A produção científica brasileira também se destacou em termos qualitativos, medidos pelo Índice de Citações Ponderado por Campo (tradução do inglês Field-Weighted Citation Index, FWCI), que avalia o número de citações de um artigo, comparando-as com as de outros papers com palavras-chave semelhantes e da mesma idade. O índice pondera quanto determinado trabalho foi mais ou menos citado em relação à média de seus congêneres. No caso dos trabalhos na área de biodiversidade, um resultado de 1,20 significa que ele está exatamente na média; se for superior, sua repercussão é maior. O Brasil registrou um FWCI de 1,24, ou seja, acima da média.
O relatório da Elsevier se debruçou ainda sobre as instituições de ensino e pesquisa latino-americanas que mais contribuíram para a geração de conhecimento em biodiversidade. Das 30 com maior produção, 22 são brasileiras. Na lista, a Unesp é relacionada como a terceira instituição com mais artigos publicados na área, atrás da Universidade de São Paulo (USP) e da Universidade Nacional Autônoma do México. Na quarta e na quinta posições ficaram a UFRJ e a Unicamp.
“Os dados do relatório da Elsevier refletem a maturidade e a qualidade dos programas de pós-graduação da Unesp”, destaca Galetti. “Grande parte da pesquisa feita no Brasil se deve ao trabalho de estudantes de mestrado, doutorado e pós-doutorado.” O ecólogo e cientista da computação Milton Cezar Ribeiro, do Laboratório de Ecologia Espacial e Conservação da Unesp, campus de Rio Claro, acrescenta: “O desempenho da Unesp mostra que nossa pós-graduação é robusta e que se consolidou como um dos principais polos geradores de conhecimento sobre biodiversidade na América Latina”.

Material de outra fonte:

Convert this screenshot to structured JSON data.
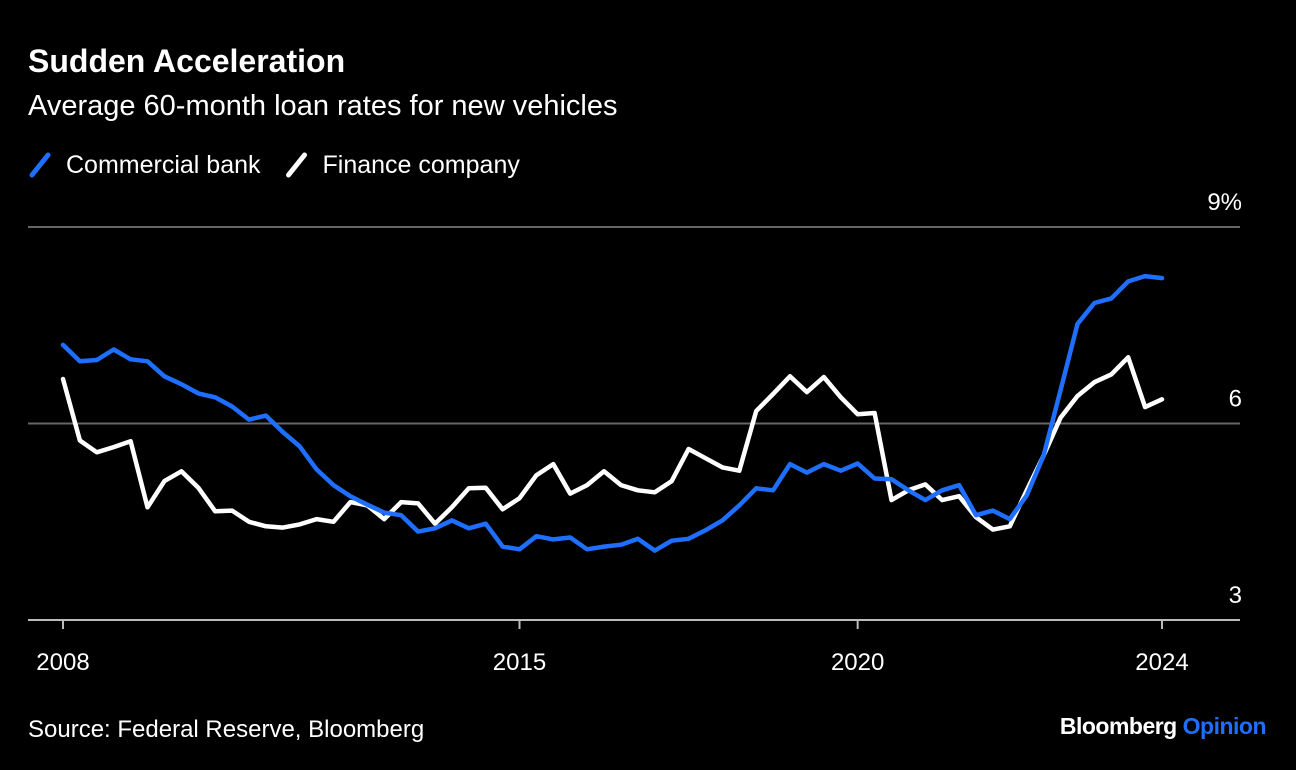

Na avaliação do biólogo Ricardo Ribeiro Rodrigues, da Escola Superior de Agricultura Luiz de Queiroz (Esalq) da USP, em Piracicaba, o papel de destaque do Brasil — e das universidades brasileiras em geral — na pesquisa sobre biodiversidade se deve em grande medida a estratégias de financiamento à ciência consistentes e de longo prazo. “Nesse sentido, é importante destacar o papel do Programa-Biota FAPESP, que desde 1999 se dedica a mapear a diversidade de plantas e animais do estado de São Paulo”, afirma.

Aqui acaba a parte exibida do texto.